De las preguntas anteriores se desprenden dos tipos de derechos: uno el de la información, el cual vale la pena sopesar respecto si se puede contraponer a otro  derecho fundamental como el de la privacidad.  El otro derecho que queda, es llanamente, el derecho al morbo sin censura. Lo impactante es que los audios y videos ya ni siquiera se discuten en términos del ataque que representan a las personas involucradas y de los derechos conculcados: se da el hecho político y ahí queda la cosa. No obstante, más allá de la perspectiva legal, es importante quedar atentos ante la tentación de generar un ambiente político de paranoia, donde cualquiera puede quedar expuesto al escarnio público en cualquier momento.

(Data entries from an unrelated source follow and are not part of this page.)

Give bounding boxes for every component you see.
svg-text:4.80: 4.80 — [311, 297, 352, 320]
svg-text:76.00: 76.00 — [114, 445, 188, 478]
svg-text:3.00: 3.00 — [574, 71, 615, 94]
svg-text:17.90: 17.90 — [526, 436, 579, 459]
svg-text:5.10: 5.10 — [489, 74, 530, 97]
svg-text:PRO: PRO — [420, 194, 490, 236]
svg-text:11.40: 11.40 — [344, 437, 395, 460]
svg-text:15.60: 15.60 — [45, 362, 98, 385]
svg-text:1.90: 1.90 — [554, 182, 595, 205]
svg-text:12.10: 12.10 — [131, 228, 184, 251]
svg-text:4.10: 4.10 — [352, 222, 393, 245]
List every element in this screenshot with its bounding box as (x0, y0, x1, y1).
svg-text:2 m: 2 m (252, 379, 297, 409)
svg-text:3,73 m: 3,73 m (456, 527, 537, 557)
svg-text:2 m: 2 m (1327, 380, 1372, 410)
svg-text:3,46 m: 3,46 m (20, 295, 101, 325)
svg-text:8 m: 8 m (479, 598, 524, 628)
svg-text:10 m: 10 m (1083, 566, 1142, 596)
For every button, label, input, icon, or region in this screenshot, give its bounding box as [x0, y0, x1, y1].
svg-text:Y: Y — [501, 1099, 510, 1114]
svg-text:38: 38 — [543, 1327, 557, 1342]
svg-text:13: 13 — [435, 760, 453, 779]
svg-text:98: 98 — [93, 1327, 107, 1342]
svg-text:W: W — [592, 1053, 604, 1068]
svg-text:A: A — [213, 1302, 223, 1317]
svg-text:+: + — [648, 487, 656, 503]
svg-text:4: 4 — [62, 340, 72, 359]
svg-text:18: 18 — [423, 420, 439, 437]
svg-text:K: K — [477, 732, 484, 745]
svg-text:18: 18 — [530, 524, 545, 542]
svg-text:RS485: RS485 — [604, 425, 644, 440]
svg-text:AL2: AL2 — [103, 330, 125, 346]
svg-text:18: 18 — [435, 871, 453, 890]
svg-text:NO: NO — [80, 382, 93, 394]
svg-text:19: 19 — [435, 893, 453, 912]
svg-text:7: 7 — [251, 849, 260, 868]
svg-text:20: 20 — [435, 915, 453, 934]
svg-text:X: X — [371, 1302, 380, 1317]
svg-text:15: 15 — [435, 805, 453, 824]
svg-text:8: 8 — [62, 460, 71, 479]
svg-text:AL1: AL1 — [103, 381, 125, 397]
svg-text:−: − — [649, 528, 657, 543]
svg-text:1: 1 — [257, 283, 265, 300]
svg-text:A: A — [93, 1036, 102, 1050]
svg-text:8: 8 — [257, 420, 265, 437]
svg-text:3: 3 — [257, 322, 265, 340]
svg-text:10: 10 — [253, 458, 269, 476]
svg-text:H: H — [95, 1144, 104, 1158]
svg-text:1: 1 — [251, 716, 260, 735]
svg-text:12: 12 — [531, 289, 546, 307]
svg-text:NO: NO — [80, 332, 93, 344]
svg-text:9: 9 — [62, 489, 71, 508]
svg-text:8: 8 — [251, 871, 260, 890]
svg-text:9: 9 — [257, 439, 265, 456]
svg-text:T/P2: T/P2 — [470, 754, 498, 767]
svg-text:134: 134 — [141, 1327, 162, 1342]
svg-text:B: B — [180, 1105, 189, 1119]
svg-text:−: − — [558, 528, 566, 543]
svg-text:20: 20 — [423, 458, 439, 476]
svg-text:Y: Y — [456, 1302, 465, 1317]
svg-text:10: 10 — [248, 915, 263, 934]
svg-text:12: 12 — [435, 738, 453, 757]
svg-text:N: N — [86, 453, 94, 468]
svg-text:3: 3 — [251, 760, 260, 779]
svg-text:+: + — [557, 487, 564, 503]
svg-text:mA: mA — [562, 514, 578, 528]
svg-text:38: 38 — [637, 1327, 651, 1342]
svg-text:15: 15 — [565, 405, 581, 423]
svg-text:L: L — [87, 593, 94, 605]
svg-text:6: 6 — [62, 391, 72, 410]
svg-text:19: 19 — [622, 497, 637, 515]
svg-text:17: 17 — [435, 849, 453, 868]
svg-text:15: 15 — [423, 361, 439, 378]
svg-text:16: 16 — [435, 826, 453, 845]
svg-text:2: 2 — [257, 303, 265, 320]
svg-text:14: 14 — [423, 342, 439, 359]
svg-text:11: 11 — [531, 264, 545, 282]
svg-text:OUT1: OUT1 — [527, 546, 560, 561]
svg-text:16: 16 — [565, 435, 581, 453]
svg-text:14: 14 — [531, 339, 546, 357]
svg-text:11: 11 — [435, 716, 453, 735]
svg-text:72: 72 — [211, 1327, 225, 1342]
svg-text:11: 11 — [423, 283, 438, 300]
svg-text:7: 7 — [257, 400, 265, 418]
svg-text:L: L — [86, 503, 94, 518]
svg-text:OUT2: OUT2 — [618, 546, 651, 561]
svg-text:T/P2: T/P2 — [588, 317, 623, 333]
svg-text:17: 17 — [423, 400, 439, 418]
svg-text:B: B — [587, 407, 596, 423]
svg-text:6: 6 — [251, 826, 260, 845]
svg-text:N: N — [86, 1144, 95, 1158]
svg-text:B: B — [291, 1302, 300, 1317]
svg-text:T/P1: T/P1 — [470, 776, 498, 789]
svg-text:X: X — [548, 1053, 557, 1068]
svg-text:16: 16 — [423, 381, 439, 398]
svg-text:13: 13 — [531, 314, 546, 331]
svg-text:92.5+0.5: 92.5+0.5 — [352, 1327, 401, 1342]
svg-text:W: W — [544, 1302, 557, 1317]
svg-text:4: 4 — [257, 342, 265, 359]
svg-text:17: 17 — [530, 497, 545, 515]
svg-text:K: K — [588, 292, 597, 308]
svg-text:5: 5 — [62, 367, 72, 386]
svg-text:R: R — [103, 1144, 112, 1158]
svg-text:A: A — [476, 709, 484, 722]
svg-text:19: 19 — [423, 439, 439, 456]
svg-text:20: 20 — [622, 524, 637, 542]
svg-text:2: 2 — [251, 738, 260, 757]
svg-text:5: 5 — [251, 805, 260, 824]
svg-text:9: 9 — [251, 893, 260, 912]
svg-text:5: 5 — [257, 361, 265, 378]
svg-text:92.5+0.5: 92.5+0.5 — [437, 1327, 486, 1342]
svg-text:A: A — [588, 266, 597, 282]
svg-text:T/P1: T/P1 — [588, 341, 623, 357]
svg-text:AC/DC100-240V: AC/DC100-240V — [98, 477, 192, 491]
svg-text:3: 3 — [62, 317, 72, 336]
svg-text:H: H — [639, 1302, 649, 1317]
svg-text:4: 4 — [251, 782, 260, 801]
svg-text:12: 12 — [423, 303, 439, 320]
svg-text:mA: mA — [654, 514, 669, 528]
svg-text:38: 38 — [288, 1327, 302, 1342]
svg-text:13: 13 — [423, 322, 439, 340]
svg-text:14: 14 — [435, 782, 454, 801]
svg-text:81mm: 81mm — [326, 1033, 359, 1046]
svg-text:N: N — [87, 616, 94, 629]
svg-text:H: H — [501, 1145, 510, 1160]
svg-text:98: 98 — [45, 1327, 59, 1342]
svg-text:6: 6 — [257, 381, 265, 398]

No es extraño, sobre todo en el caso particular de México, que la vida privada de los actores políticos tenga el potencial de hacer pender de un hilo su prestigio, su seguridad y, muy importante, su libertad. La liviandad con la que se trata la privacidad en el mundo contemporáneo, al conjugarse con la avidez del poder por controlarlo todo en la medida de lo posible, genera una riesgosa combinación que no sólo replantea el asunto del “monopolio legítimo del espionaje” ostentado por la autoridad, sino que lo democratiza. De esta manera, a pesar de que pudiera pensarse que el potencial de control político se magnifica, en realidad se está en presencia de un entorno caótico. El peligro sobre los derechos y las libertades individuales es inquietante.